LOS RETOS DE LA EDUCACIÓN

El nuevo conseller de Educació, el incansable Ernest Maragall, ha declarado que su prioridad en educación es alcanzar la excelencia. Este concepto está en el origen de la socialdemocracia europea y del liberalismo democrático. Se entiende por excelencia la superior calidad o bondad que hace digna de aprecio una persona, cosa o institución. El sistema educativo deberá cambiar mucho para llegar a ser una institución pública de excelencia. Una transformación sin duda llena de problemas.

El primero radica en el clasismo del sistema educativo actual. Clasista de forma distinta a la vieja exclusión prematura. Hoy se clasifica al alumnado en función de dos variables: el nivel de estudios de los padres y la localización territorial de la escuela. Titulación y ubicación de la escuela son factores que, por supuesto, no determinan fatalmente el éxito o el fracaso escolar, pero sí tienen un gran peso en su configuración. ¿La idea de excelencia puede asumir y corregir esta cruda realidad?
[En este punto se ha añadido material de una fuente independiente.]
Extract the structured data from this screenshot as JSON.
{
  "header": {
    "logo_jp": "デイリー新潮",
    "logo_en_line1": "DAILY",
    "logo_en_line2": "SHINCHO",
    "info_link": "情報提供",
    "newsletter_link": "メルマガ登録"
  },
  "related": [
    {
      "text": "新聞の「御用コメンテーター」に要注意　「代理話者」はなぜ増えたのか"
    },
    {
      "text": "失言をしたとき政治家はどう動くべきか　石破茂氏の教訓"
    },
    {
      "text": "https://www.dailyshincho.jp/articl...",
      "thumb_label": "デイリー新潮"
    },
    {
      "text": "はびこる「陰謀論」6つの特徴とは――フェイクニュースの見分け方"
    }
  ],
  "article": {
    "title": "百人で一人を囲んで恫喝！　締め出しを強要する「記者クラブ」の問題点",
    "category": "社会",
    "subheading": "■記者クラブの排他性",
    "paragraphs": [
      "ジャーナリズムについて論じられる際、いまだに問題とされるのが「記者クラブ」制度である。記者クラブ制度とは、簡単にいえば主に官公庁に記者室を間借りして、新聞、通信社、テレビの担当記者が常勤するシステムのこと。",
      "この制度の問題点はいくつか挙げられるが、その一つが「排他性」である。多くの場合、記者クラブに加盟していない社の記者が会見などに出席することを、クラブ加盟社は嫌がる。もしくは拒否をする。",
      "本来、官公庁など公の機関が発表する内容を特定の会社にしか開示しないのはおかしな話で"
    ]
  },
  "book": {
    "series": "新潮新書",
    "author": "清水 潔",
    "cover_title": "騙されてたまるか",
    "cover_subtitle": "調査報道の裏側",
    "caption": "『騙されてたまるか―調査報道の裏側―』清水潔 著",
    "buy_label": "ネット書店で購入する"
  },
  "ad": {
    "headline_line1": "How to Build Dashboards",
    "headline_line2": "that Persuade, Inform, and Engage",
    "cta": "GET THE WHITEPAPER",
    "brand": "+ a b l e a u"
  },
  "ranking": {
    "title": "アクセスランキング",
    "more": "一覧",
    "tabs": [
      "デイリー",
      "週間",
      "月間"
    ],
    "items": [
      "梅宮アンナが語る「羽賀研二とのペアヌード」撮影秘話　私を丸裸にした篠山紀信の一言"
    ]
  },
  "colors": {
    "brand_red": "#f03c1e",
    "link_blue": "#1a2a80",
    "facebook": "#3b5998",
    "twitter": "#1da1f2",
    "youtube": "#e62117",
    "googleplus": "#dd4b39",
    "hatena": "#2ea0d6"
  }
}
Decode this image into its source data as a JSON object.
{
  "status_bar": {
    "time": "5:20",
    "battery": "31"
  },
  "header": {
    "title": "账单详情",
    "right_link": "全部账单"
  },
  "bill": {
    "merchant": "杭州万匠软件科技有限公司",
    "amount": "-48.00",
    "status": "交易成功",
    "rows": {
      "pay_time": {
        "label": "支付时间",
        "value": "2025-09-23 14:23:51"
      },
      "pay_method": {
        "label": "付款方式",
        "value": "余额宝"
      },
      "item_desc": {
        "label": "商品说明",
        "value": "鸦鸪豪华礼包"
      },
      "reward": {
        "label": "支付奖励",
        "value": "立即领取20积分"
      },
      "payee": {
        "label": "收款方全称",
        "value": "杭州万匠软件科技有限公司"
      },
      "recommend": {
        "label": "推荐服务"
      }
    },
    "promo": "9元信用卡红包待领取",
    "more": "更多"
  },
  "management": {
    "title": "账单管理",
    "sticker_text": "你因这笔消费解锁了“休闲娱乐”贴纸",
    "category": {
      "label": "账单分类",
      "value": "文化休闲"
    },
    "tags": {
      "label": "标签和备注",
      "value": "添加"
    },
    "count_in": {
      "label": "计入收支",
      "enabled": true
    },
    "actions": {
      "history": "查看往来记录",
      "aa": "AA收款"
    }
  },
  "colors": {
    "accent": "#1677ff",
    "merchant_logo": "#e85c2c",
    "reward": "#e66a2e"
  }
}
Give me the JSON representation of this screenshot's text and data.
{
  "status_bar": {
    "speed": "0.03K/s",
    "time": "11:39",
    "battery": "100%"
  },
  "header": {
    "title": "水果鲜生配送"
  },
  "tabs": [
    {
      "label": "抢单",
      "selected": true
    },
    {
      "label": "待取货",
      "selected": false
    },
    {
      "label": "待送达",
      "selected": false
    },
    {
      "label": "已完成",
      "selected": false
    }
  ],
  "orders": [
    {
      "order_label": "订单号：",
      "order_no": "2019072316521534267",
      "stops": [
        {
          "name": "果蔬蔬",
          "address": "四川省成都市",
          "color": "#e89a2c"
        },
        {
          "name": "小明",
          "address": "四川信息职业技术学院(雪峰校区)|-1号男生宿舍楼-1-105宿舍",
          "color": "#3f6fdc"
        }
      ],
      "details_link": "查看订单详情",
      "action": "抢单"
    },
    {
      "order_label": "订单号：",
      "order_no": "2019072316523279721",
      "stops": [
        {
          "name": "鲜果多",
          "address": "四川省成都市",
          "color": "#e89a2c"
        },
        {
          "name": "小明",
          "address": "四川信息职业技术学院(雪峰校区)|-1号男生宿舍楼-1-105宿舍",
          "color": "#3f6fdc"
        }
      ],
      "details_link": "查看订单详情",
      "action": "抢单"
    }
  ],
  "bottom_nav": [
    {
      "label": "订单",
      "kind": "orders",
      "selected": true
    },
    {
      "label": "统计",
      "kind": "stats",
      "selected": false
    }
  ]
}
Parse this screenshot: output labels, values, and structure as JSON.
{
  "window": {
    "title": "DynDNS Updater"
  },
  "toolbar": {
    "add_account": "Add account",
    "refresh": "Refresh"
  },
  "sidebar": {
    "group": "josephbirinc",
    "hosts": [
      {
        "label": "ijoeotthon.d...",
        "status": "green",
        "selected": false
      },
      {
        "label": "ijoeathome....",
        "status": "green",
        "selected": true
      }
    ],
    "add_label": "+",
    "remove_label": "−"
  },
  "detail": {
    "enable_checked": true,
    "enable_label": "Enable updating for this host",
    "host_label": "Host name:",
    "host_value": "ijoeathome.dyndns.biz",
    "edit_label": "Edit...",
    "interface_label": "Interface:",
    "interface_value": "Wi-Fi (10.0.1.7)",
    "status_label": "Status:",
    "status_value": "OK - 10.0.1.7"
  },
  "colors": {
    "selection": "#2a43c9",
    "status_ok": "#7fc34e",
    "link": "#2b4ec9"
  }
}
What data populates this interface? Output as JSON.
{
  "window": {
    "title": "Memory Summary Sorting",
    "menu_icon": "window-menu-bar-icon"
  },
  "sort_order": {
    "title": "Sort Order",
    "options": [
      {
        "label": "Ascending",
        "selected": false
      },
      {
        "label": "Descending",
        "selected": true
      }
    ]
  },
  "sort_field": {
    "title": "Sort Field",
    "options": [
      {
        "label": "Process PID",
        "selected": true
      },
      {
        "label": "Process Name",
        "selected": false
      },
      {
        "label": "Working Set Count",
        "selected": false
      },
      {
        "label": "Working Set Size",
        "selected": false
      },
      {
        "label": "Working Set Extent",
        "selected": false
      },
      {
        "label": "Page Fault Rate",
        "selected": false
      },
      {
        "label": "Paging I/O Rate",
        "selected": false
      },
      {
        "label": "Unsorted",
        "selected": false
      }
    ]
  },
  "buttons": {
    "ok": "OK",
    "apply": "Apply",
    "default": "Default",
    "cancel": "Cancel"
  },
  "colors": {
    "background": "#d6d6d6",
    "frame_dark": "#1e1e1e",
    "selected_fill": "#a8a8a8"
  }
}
EL SEGUNDO problema repercute en la médula del mismo ideal democrático del sistema educativo: la igualdad de oportunidades. La igualdad de oportunidades al entrar en el sistema educativo es un bello espejismo. Las oportunidades ni son iguales ni se aprovechan igualmente. El impúdico 30/35% actual de fracaso escolar expresa las insuficiencias institucionales y la desigualdad efectiva a la salida del sistema educativo. Cada persona tiene su ritmo, su particular proceso de evolución, y la educación debe adaptarse a él. La excelencia, guste o no, obliga a introducir los repudiados itinerarios escolares diferenciados y levanta la alfombra del igualitarismo ingenuo que oculta la desigualdad en el núcleo del mismo proceso educativo. Una tendencia corregible: hay experiencias admirables de centros que afrontan esas desigualdades, modificando al límite los criterios organizativos de espacio y tiempo de la escuela, tratando de adaptar los ritmos educativos generales a cada alumno.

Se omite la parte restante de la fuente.